Please pardon me to quote you, I listened to a radio program where the presenter asked, If you are to get married to someone and he or she loses a part of his body to an accident, may be the eye(s) or the limb(s), will you go ahead to marry the person? This is a question bordering what is called the moral evil. I will leave you to reflect on this. I hope I am not making any hostile incursion? sorry if i have.
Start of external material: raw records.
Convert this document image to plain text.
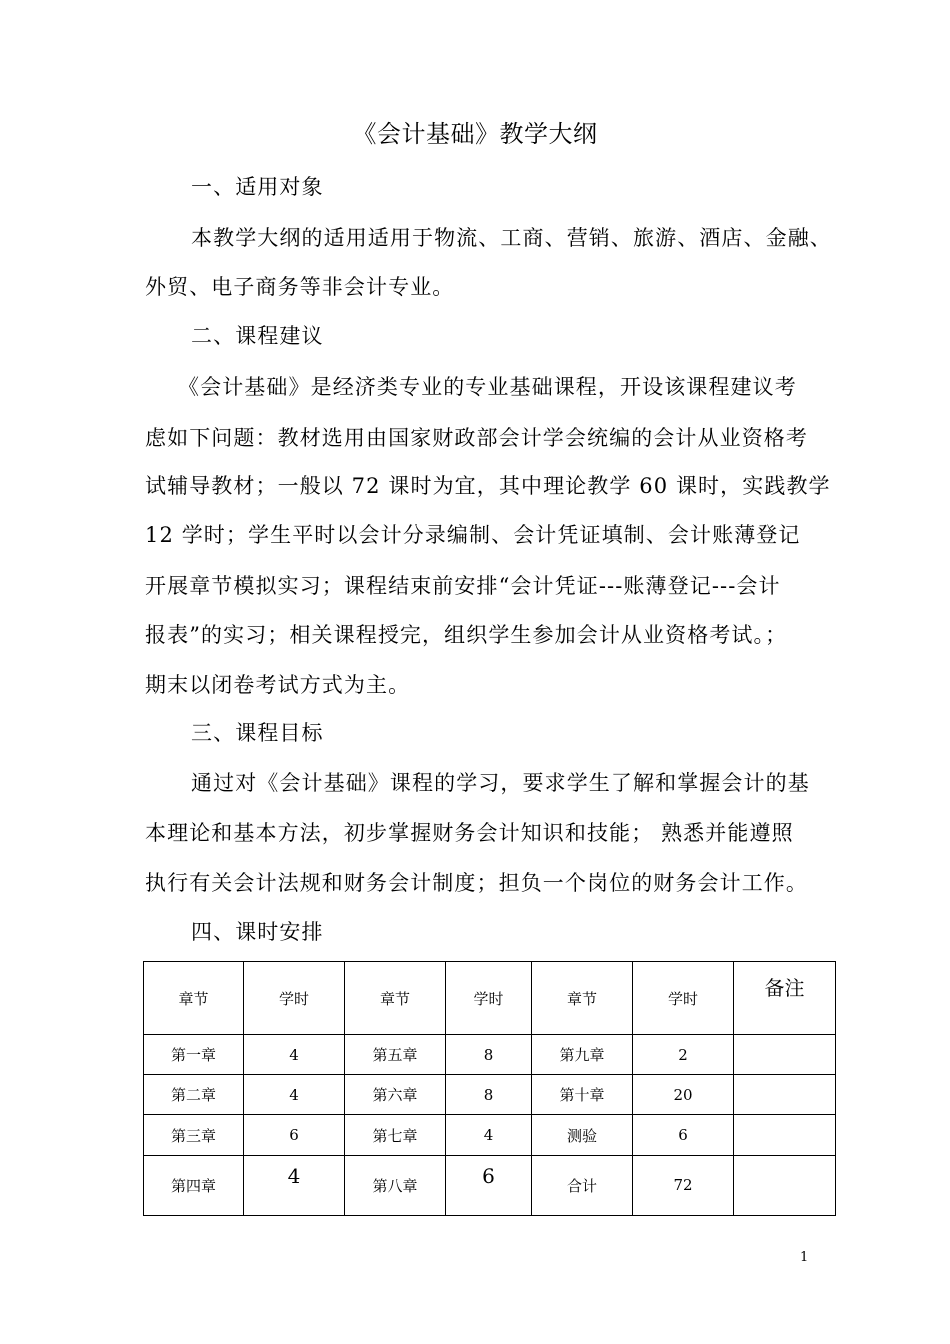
《会计基础》教学大纲
一、适用对象
本教学大纲的适用适用于物流、工商、营销、旅游、酒店、金融、
外贸、电子商务等非会计专业。
二、课程建议
《会计基础》是经济类专业的专业基础课程，开设该课程建议考
虑如下问题：教材选用由国家财政部会计学会统编的会计从业资格考
试辅导教材；一般以 72 课时为宜，其中理论教学 60 课时，实践教学
12 学时；学生平时以会计分录编制、会计凭证填制、会计账薄登记
开展章节模拟实习；课程结束前安排“会计凭证---账薄登记---会计
报表”的实习；相关课程授完，组织学生参加会计从业资格考试。；
期末以闭卷考试方式为主。
三、课程目标
通过对《会计基础》课程的学习，要求学生了解和掌握会计的基
本理论和基本方法，初步掌握财务会计知识和技能； 熟悉并能遵照
执行有关会计法规和财务会计制度；担负一个岗位的财务会计工作。
四、课时安排
章节	学时	章节	学时	章节	学时	备注
第一章	4	第五章	8	第九章	2	
第二章	4	第六章	8	第十章	20	
第三章	6	第七章	4	测验	6	
第四章	4	第八章	6	合计	72	
1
Family / Re: How Long Can You Stay Without Sex As Married Couple by krauss: 1:19pm On Jan 07, 2017
diva90:


You are entitled to your opinion
There is this word called continence. It is also sometimes hard for the unmarried to hold themselves and they still do. If she is a christian, and she has agreed with her husband he should make this journey, there is simply no question to ask. Consider this, what if ones spouse gets sick and can't perform his or her conjugal duties, what will be your take on it? Will the Bible and i guess the Quran accept anything other than continence. As unrealistic as it sounds, that is how many morally bound issues sound unrealistic but in order to avoid problems we can't handle and of course remain within the bounds of our conscience, we adhere to these ideas.
Family / Re: He Wants Me To Return To The Village With Him. by krauss: 1:04pm On Jan 07, 2017
I will never tell you what to do. I believe that no matter how auspicious any well articulated and well conjectured advice i give, you are dealing with a human being who has been through some psychological vagaries. I just have one question, why did you tell your husband who has no job( even if he had a job) that the money you are giving him is a loan? Sincerely, do you exude any vibe that suggests he has lost his role as a father and husband? Good you love him, how have you supported him emotionally during these hard times? Is there still any way you can make him compromise on his stance by letting him know he is still in charge? I think one of the simplest ways to get a man is by making him know( not feel) he is still in charge. Good luck as you make a decision.